EL TELEVISOR ADMIRAL
   Lo que contaré ahora debe haber ocurrido en 1955, más o menos. Yo estudiaba bachillerato y mi noviazgo con mi primer gran amor, la televisión, marchaba viento en popa. Mis citas diarias con ella se producían en el gran salón del Casino Español de Esperanza, sociedad donde yo acostumbraba leer la prensa del día.
   En mi casa no teníamos televisor. En casa de mis abuelos tampoco. En general, los aparatos que funcionaban en los hogares esperanceños pertenecían a familias que se podían permitir gastarse 400 o más pesos en lo que se consideraba un lujo.
   Un día, vi en un periódico un anuncio de una tienda habanera llamada Televisión y Aire Acondicionado, S.A. situada en la calle Infanta cerca de la esquina con 23. Decía, más o menos:


  Un televisor de una marca tan reconocida como aquella por sólo 200 pesos era una tremenda ganga. Lo nunca visto. Salí corriendo a buscar a mi padre para darle el notición. Con tan buena suerte que al viejo le había salido bien un negocito reciente y tenía una platica. El embullo que cogimos ambos fue tan grande y evidente que mi madre, guardiana severa de los ahorros familiares, no tuvo más remedio que aceptar la inversión.
   Había que moverse rápido porque la oferta “hasta fin de existencias” se podía terminar en cualquier momento.

   El viejo era agente comisionista de transportes y en mi casa cada día paraban varios camiones a dejar o a recoger mercancía. Aquella misma noche, mi papá y yo nos montamos en uno de ellos rumbo a La Habana y por la mañana compramos el aparato. Por la tarde regresamos al pueblo en otro camión en cuya parte trasera viajaba la caja con nuestro ansiado y flamante televisor y sus accesorios de instalación.

   Al día siguiente, mi padre
, siguiendo las instrucciones del manual, armó la antena y la colocó en lo alto de nuestro techo de tejas, desplegó el cable y entre los dos lo tendimos hasta nuestra sala. En el colmo de la ansiedad, yo me moría de ganas de que entrara al fin en casa la tele, mi querida novia.
   Momentos después la pantalla se encendió pero lo único que mostraba era una lluvia de miles de punticos luminosos.
   -- Dime, ¿ya lo conectaste? –preguntó él en alta voz desde el tejado.
   -- Sí, pero no se ve nada –le respondí a gritos.
   -- Espérate, que le voy a dar la vuelta a la antena para que encuentre la señal.
   -- Dale.
   -- Y ahora, ¿se ve?
   -- No.
   -- ¿Y ahora?

   Minutos más tarde, para que le tirara un vistazo a la operación, partimos en busca de un amigo que suponíamos conocedor del asunto porque sabía reparar radios. El hombre vino, destornilló la tapa posterior y estuvo husmeando en el tubo de pantalla, los bombillos y las conexiones. Después se subió al tejado, colocó la dichosa antena de cuanta manera se le ocurrió pero la situación se mantuvo igual. Se bajó y emitió sentencia de experto:
   -- Este televisor esta defectuoso.
   -- Ya me parecía a mí que había truco detrás de esa oferta
–dijo mi madre-. ¿Cómo van a vender televisores Admiral a 200 pesos?

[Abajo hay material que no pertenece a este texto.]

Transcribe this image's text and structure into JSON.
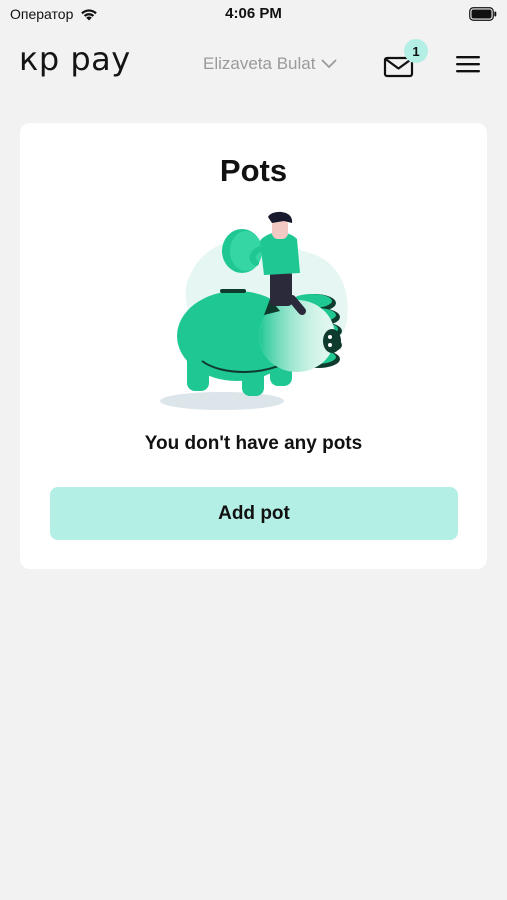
{
  "status_bar": {
    "carrier": "Оператор",
    "time": "4:06 PM"
  },
  "header": {
    "logo": "кр рау",
    "account_name": "Elizaveta Bulat",
    "unread_count": "1"
  },
  "pots": {
    "title": "Pots",
    "empty_message": "You don't have any pots",
    "add_button": "Add pot"
  },
  "colors": {
    "accent": "#b4efe5",
    "illustration_green": "#1fc793",
    "background": "#f2f2f2"
  }
}
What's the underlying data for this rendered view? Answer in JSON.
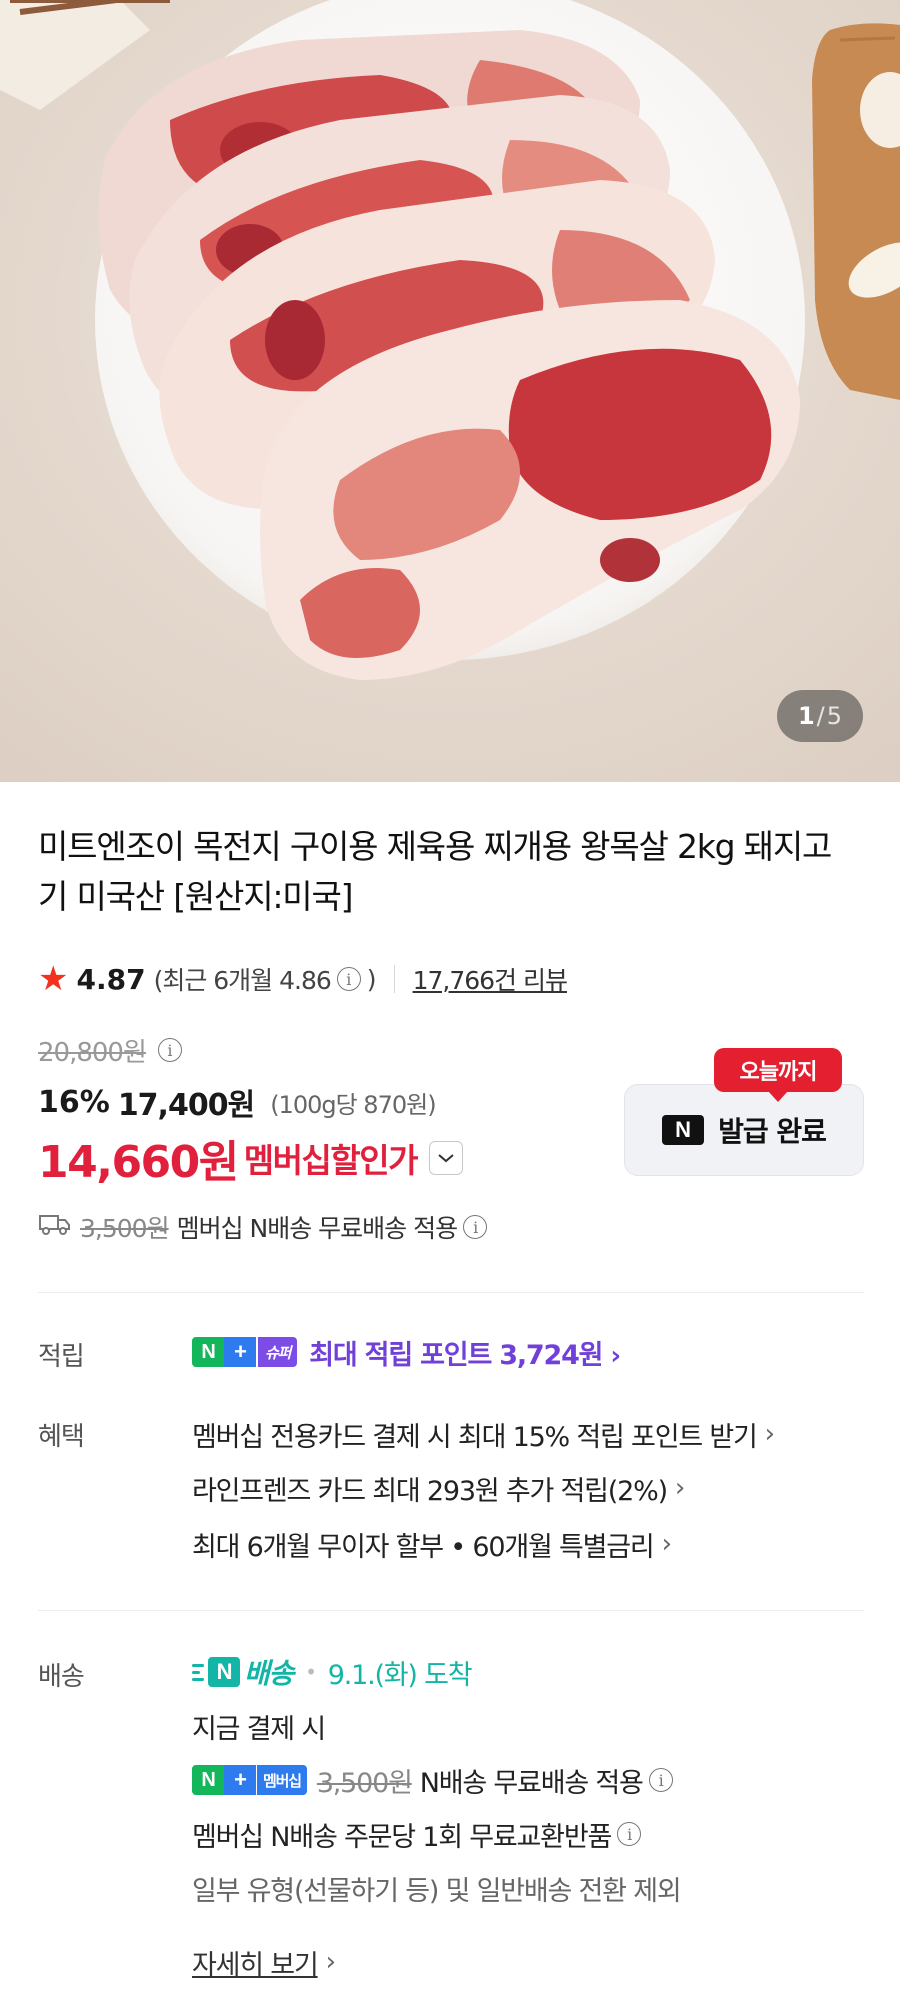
{
  "gallery": {
    "current": "1",
    "separator": "/",
    "total": "5"
  },
  "product": {
    "title": "미트엔조이 목전지 구이용 제육용 찌개용 왕목살 2kg 돼지고기 미국산 [원산지:미국]"
  },
  "rating": {
    "star_icon": "star-icon",
    "score": "4.87",
    "recent": "(최근 6개월 4.86",
    "recent_close": ")",
    "review_link": "17,766건 리뷰"
  },
  "price": {
    "original": "20,800원",
    "discount_rate": "16%",
    "sale_price": "17,400원",
    "unit_price": "(100g당 870원)",
    "member_price": "14,660원",
    "member_label": "멤버십할인가"
  },
  "coupon": {
    "tag": "오늘까지",
    "logo": "N",
    "button": "발급 완료"
  },
  "shipping_fee": {
    "fee": "3,500원",
    "text": "멤버십 N배송 무료배송 적용"
  },
  "points": {
    "label": "적립",
    "badge_n": "N",
    "badge_plus": "+",
    "badge_super": "슈퍼",
    "text": "최대 적립 포인트 3,724원"
  },
  "benefits": {
    "label": "혜택",
    "items": [
      "멤버십 전용카드 결제 시 최대 15% 적립 포인트 받기",
      "라인프렌즈 카드 최대 293원 추가 적립(2%)",
      "최대 6개월 무이자 할부 • 60개월 특별금리"
    ]
  },
  "delivery": {
    "label": "배송",
    "brand_n": "N",
    "brand_text": "배송",
    "separator": "•",
    "arrival": "9.1.(화) 도착",
    "pay_now": "지금 결제 시",
    "badge_n": "N",
    "badge_plus": "+",
    "badge_member": "멤버십",
    "fee_strike": "3,500원",
    "free_text": "N배송 무료배송 적용",
    "exchange": "멤버십 N배송 주문당 1회 무료교환반품",
    "exclude": "일부 유형(선물하기 등) 및 일반배송 전환 제외",
    "detail_link": "자세히 보기"
  },
  "colors": {
    "member_red": "#e0203d",
    "coupon_red": "#e41f2f",
    "point_purple": "#7040d9",
    "delivery_teal": "#12b5a6",
    "badge_green": "#13b65a",
    "badge_blue": "#2d7bee"
  }
}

   Aquella misma noche, con la mosca detrás de la oreja, cogimos ambos otro camión destino Habana con el propósito de devolver el aparato y recuperar nuestro dinero. Cuando en la mañana nos plantamos en la tienda de Infanta, íbamos dispuestos a discutir y hasta pelearnos con el vendedor pero no hizo falta.

   El hombre nos recibió con aquella amabilidad que practicaban los dependientes de antes, nos pidió disculpas, recogió el televisor que le llevamos y nos propuso una opción que no habíamos pensado:
   -- Llévense cualquiera de los que tenemos aquí en exhibición.
   -- ¿Uno de éstos?
   -- Bueno, como pueden ver todos están funcionando correctamente.
   -- ¿Y si anda bien aquí pero en la casa no?
   -- Hombre, tendríamos que ponernos muy fatales para eso. Pero, no se preocupen, si ocurriera algo así, lo traen y le devolveremos lo que han pagado.


   Esta vez no hubo contratiempos. El segundo Admiral llegó para quedarse y en nuestra sala funcionó sin problemas durante mucho tiempo. Allí lo dejé el día en que me fui definitivamente para La Habana.